Re: [PATCH] blk-mq: avoid repeatedly scheduling the same work to run hardware queue

Damien Le Moal <Damien.LeMoal@xxxxxxx> · Fri, 15 Nov 2019 02:13:29 +0000

On 2019/11/15 7:51, longli@xxxxxxxxxxxxxxxxx wrote:
> From: Long Li <longli@xxxxxxxxxxxxx>
> 
> SCSI layer calls blk_mq_run_hw_queues() in scsi_end_request(), for every
> completed I/O. blk_mq_run_hw_queues() in turn schedules some works to run
> the hardware queues.
> 
> The actual work is queued by mod_delayed_work_on(), it turns out the cost of
> this function is high on locking and CPU usage, when the I/O workload has
> high queue depth. Most of these calls are not necessary since the queue is
> already scheduled to run, and has not run yet.
> 
> This patch tries to solve this problem by avoiding scheduling work when it's
> already scheduled.
> 
> Benchmark results:
> The following tests are run on a RAM backed virtual disk on Hyper-V, with 8
> FIO jobs with 4k random read I/O. The test numbers are for IOPS.
> 
> queue_depth	pre-patch	after-patch	improvement
> 16		190k		190k		0%
> 64		235k		240k		2%
> 256		180k		256k		42%
> 1024		156k		250k		60%
> 
> Signed-off-by: Long Li <longli@xxxxxxxxxxxxx>
> ---
>  block/blk-mq.c         | 12 ++++++++++++
>  include/linux/blk-mq.h |  1 +
>  2 files changed, 13 insertions(+)
> 
> diff --git a/block/blk-mq.c b/block/blk-mq.c
> index ec791156e9cc..a882bd65167a 100644
> --- a/block/blk-mq.c
> +++ b/block/blk-mq.c
> @@ -1476,6 +1476,16 @@ static void __blk_mq_delay_run_hw_queue(struct blk_mq_hw_ctx *hctx, bool async,
>  		put_cpu();
>  	}
>  
> +	/*
> +	 * Queue a work to run queue. If this is a non-delay run and the
> +	 * work is already scheduled, avoid scheduling the same work again.
> +	 */
> +	if (!msecs) {
> +		if (test_bit(BLK_MQ_S_WORK_QUEUED, &hctx->state))
> +			return;

With this change, if the kblockd work is already scheduled with a delay,
then the current no-delay run request will incur a delay because
kblockd_mod_delayed_work_on() is not called, implying that
__queue_delayed_work() does not execute __queue_work() as mandated by
the 0 delay. The work is *not* started immediately.

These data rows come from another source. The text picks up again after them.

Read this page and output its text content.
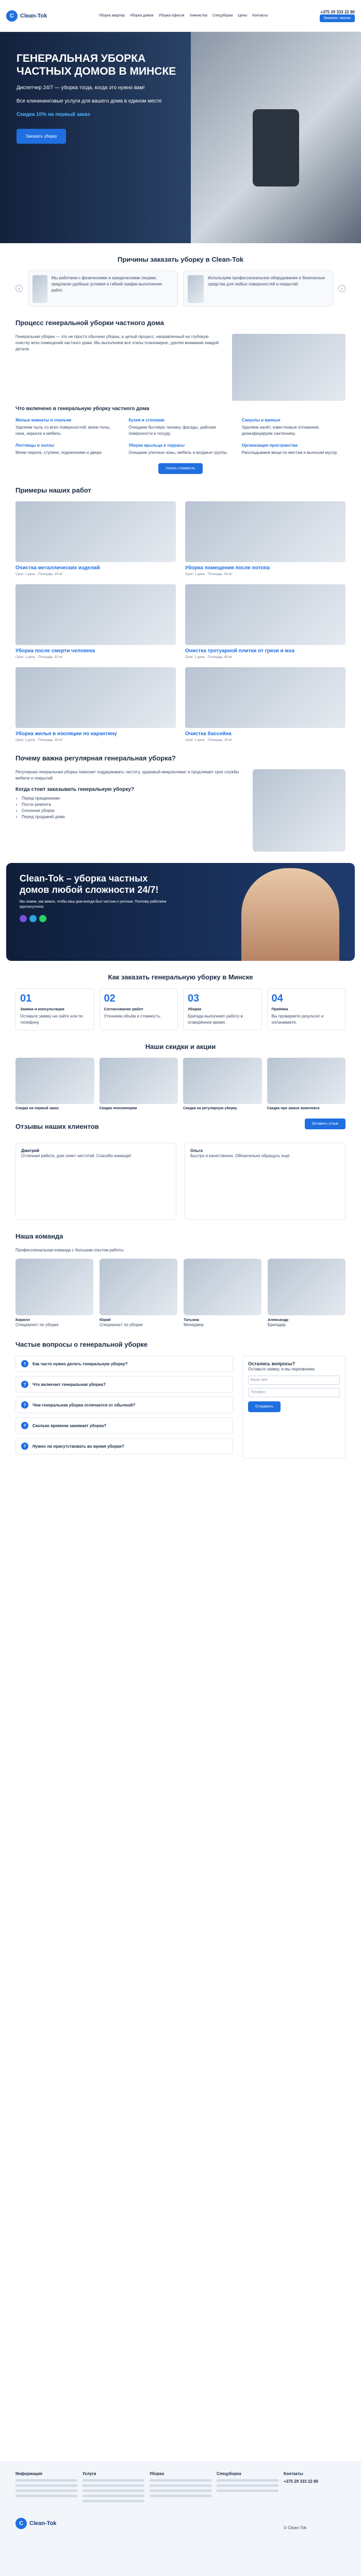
C	Clean-Tok	Уборка квартир Уборка домов Уборка офисов Химчистка Спецуборка Цены Контакты
+375 29 333 22 80
Заказать звонок
ГЕНЕРАЛЬНАЯ УБОРКА ЧАСТНЫХ ДОМОВ В МИНСКЕ

Диспетчер 24/7 — уборка тогда, когда это нужно вам!

Все клинининговые услуги для вашего дома в едином месте

Скидка 10% на первый заказ

Заказать уборку
Причины заказать уборку в Clean-Tok
‹
Мы работаем с физическими и юридическими лицами, предлагая удобные условия и гибкий график выполнения работ.
Используем профессиональное оборудование и безопасные средства для любых поверхностей и покрытий.
›
Процесс генеральной уборки частного дома
Генеральная уборка — это не просто обычная уборка, а целый процесс, направленный на глубокую очистку всех помещений частного дома. Мы выполняем все этапы планомерно, уделяя внимание каждой детали.
Что включено в генеральную уборку частного дома
Жилые комнаты и спальни
Удаляем пыль со всех поверхностей, моем полы, окна, зеркала и мебель.
Кухня и столовая
Очищаем бытовую технику, фасады, рабочие поверхности и посуду.
Санузлы и ванные
Удаляем налёт, известковые отложения, дезинфицируем сантехнику.
Лестницы и холлы
Моем перила, ступени, подоконники и двери.
Уборка крыльца и террасы
Очищаем уличные зоны, мебель и входные группы.
Организация пространства
Раскладываем вещи по местам и выносим мусор.
Узнать стоимость
Примеры наших работ
Очистка металлических изделий
Срок: 1 день · Площадь: 40 м²
Уборка помещения после потопа
Срок: 1 день · Площадь: 60 м²
Уборка после смерти человека
Срок: 1 день · Площадь: 52 м²
Очистка тротуарной плитки от грязи и мха
Срок: 1 день · Площадь: 80 м²
Уборка жилья в изоляции по карантину
Срок: 1 день · Площадь: 45 м²
Очистка бассейна
Срок: 1 день · Площадь: 30 м²
Почему важна регулярная генеральная уборка?
Регулярная генеральная уборка помогает поддерживать чистоту, здоровый микроклимат и продлевает срок службы мебели и покрытий.
Когда стоит заказывать генеральную уборку?
• Перед праздниками
• После ремонта
• Сезонная уборка
• Перед продажей дома
Clean-Tok – уборка частных домов любой сложности 24/7!

Мы знаем, как важно, чтобы ваш дом всегда был чистым и уютным. Поэтому работаем круглосуточно.

Как заказать генеральную уборку в Минске
01
Заявка и консультация
Оставьте заявку на сайте или по телефону.
02
Согласование работ
Уточняем объём и стоимость.
03
Уборка
Бригада выполняет работу в оговорённое время.
04
Приёмка
Вы проверяете результат и оплачиваете.
Наши скидки и акции
Скидка на первый заказ	Скидка пенсионерам	Скидка на регулярную уборку	Скидка при заказе комплекса
Отзывы наших клиентов	Оставить отзыв
Дмитрий
Отличная работа, дом сияет чистотой. Спасибо команде!
Ольга
Быстро и качественно. Обязательно обращусь ещё.
Наша команда
Профессиональная команда с большим опытом работы
Кирилл
Специалист по уборке
Юрий
Специалист по уборке
Татьяна
Менеджер
Александр
Бригадир
Частые вопросы о генеральной уборке
?	Как часто нужно делать генеральную уборку?
?	Что включает генеральная уборка?
?	Чем генеральная уборка отличается от обычной?
?	Сколько времени занимает уборка?
?	Нужно ли присутствовать во время уборки?
Остались вопросы?
Оставьте заявку, и мы перезвоним.
Ваше имя
Телефон
Отправить
Информация
C	Clean-Tok
Услуги	Уборка	Спецуборка	Контакты
+375 29 333 22 80
© Clean-Tok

While your results show improvements of IOPS at high queue depth,
doesn't this change degrade IOPS and especially latency at low queue depth ?

> +		set_bit(BLK_MQ_S_WORK_QUEUED, &hctx->state);
> +	}
> +
>  	kblockd_mod_delayed_work_on(blk_mq_hctx_next_cpu(hctx), &hctx->run_work,
>  				    msecs_to_jiffies(msecs));
>  }
> @@ -1561,6 +1571,7 @@ void blk_mq_stop_hw_queue(struct blk_mq_hw_ctx *hctx)
>  	cancel_delayed_work(&hctx->run_work);
>  
>  	set_bit(BLK_MQ_S_STOPPED, &hctx->state);
> +	clear_bit(BLK_MQ_S_WORK_QUEUED, &hctx->state);
>  }
>  EXPORT_SYMBOL(blk_mq_stop_hw_queue);
>  
> @@ -1626,6 +1637,7 @@ static void blk_mq_run_work_fn(struct work_struct *work)
>  	struct blk_mq_hw_ctx *hctx;
>  
>  	hctx = container_of(work, struct blk_mq_hw_ctx, run_work.work);
> +	clear_bit(BLK_MQ_S_WORK_QUEUED, &hctx->state);
>  
>  	/*
>  	 * If we are stopped, don't run the queue.
> diff --git a/include/linux/blk-mq.h b/include/linux/blk-mq.h
> index 0bf056de5cc3..98269d3fd141 100644
> --- a/include/linux/blk-mq.h
> +++ b/include/linux/blk-mq.h
> @@ -234,6 +234,7 @@ enum {
>  	BLK_MQ_S_STOPPED	= 0,
>  	BLK_MQ_S_TAG_ACTIVE	= 1,
>  	BLK_MQ_S_SCHED_RESTART	= 2,
> +	BLK_MQ_S_WORK_QUEUED	= 3,
>  
>  	BLK_MQ_MAX_DEPTH	= 10240,
>  
> 

-- 
Damien Le Moal
Western Digital Research